For instance, there is a gap where the top of your water heater and the flue meet with one another. The purpose of this gap is to pull in air from around the water heater which will help force out all the harmful air. Everyone knows warm are rises and this is exactly what is supposed to happen. However, an opening in anything allows free flow both ways so air can just as easily travel down the flue and into the home from the outside. This is where negative pressure becomes a big deal. If the pressure inside of your room with the appliance is low enough compared to what it is outside of the home near the flue pipe exit then, again, nature will take its course and air will be forced back down the flue to try and balance the space.
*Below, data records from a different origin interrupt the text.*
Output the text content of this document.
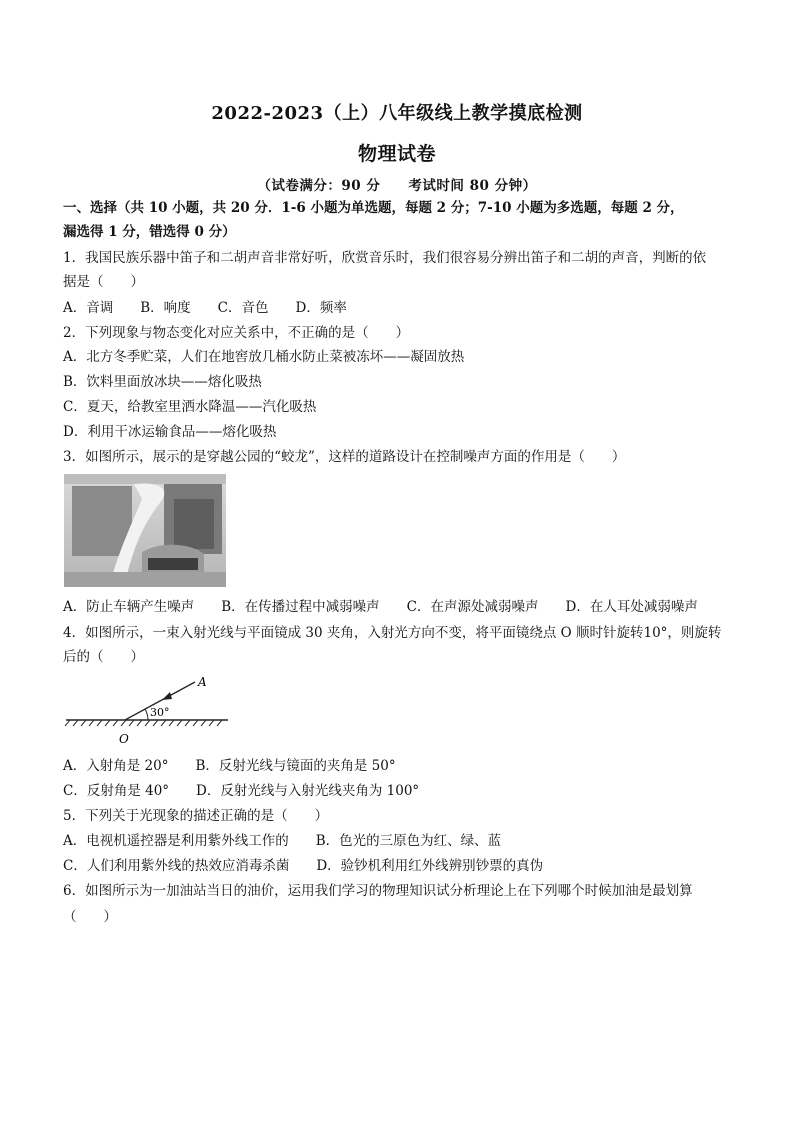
2022-2023（上）八年级线上教学摸底检测
物理试卷
（试卷满分：90 分　　考试时间 80 分钟）
一、选择（共 10 小题，共 20 分．1-6 小题为单选题，每题 2 分；7-10 小题为多选题，每题 2 分，
漏选得 1 分，错选得 0 分）
1．我国民族乐器中笛子和二胡声音非常好听，欣赏音乐时，我们很容易分辨出笛子和二胡的声音，判断的依
据是（　　）
A．音调　　B．响度　　C．音色　　D．频率
2．下列现象与物态变化对应关系中，不正确的是（　　）
A．北方冬季贮菜，人们在地窖放几桶水防止菜被冻坏——凝固放热
B．饮料里面放冰块——熔化吸热
C．夏天，给教室里洒水降温——汽化吸热
D．利用干冰运输食品——熔化吸热
3．如图所示，展示的是穿越公园的“蛟龙”，这样的道路设计在控制噪声方面的作用是（　　）
A．防止车辆产生噪声　　B．在传播过程中减弱噪声　　C．在声源处减弱噪声　　D．在人耳处减弱噪声
4．如图所示，一束入射光线与平面镜成 30 夹角，入射光方向不变，将平面镜绕点 O 顺时针旋转10°，则旋转
后的（　　）
A
30°
O
A．入射角是 20°　　B．反射光线与镜面的夹角是 50°
C．反射角是 40°　　D．反射光线与入射光线夹角为 100°
5．下列关于光现象的描述正确的是（　　）
A．电视机遥控器是利用紫外线工作的　　B．色光的三原色为红、绿、蓝
C．人们利用紫外线的热效应消毒杀菌　　D．验钞机利用红外线辨别钞票的真伪
6．如图所示为一加油站当日的油价，运用我们学习的物理知识试分析理论上在下列哪个时候加油是最划算
（　　）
If a situation like this occurs while the water heater is running then all that air that was supposed to be escaping through the flue will have no choice but to escape out into the room(s) around it. This is why it is so important that you not only have a CO monitor but that you regulary inspect and replace it to the manufactures specifications. Less efficient gas furnaces that only have a single flue are at a similar risk of back drafting. This write up provides some effective yet simple images to visually understand how this works: http://www.nationshomeinspections.com/blog/?tag=furnace
Another negative to negative pressure is that it reduces the amount of available combustion air which is needed for the appliance to operate properly. If there isn’t enough then you will have an incomplete combustion and this is bad for your equipment, bad for your health and bad for your safety. This can visually be seen by the change in your flame color or visible soot since you are now creating carbon. The water vapor that should have escaped might condense and stain the top of your water and you might even have melted plastic as a result of back drafting. There are many other telling signs of back drafting which are covered in a link later in this write up.
Back drafting of your appliances may not seem all that important especially if it appears to be very minimal but that doesn’t mean it’s not a problem. With all the intentional breaks in your building envelope such as windows, doors, kitchen venting and bathroom venting, the majority of homeowners have already set themselves up to be in the negative. The average duct leakage per household seen nationally is 20-30% so you are likely to be in the negative just based on your duct work. If you are unsure if you are being tormented by backdrafting or afraid to ask a professional, here is a pretty good read on how to look for signs of back drafting and determine how bad your situation is. https://structuretech1.com/water-heater-backdrafting-signs/ . Whatever you choose to do, dont accept living with poor IAQ that puts you and your family at risk especially when it can be resolved. Carbon monoxide affects 20,000 to 30,000 people a year in the United states; don’t be one of them.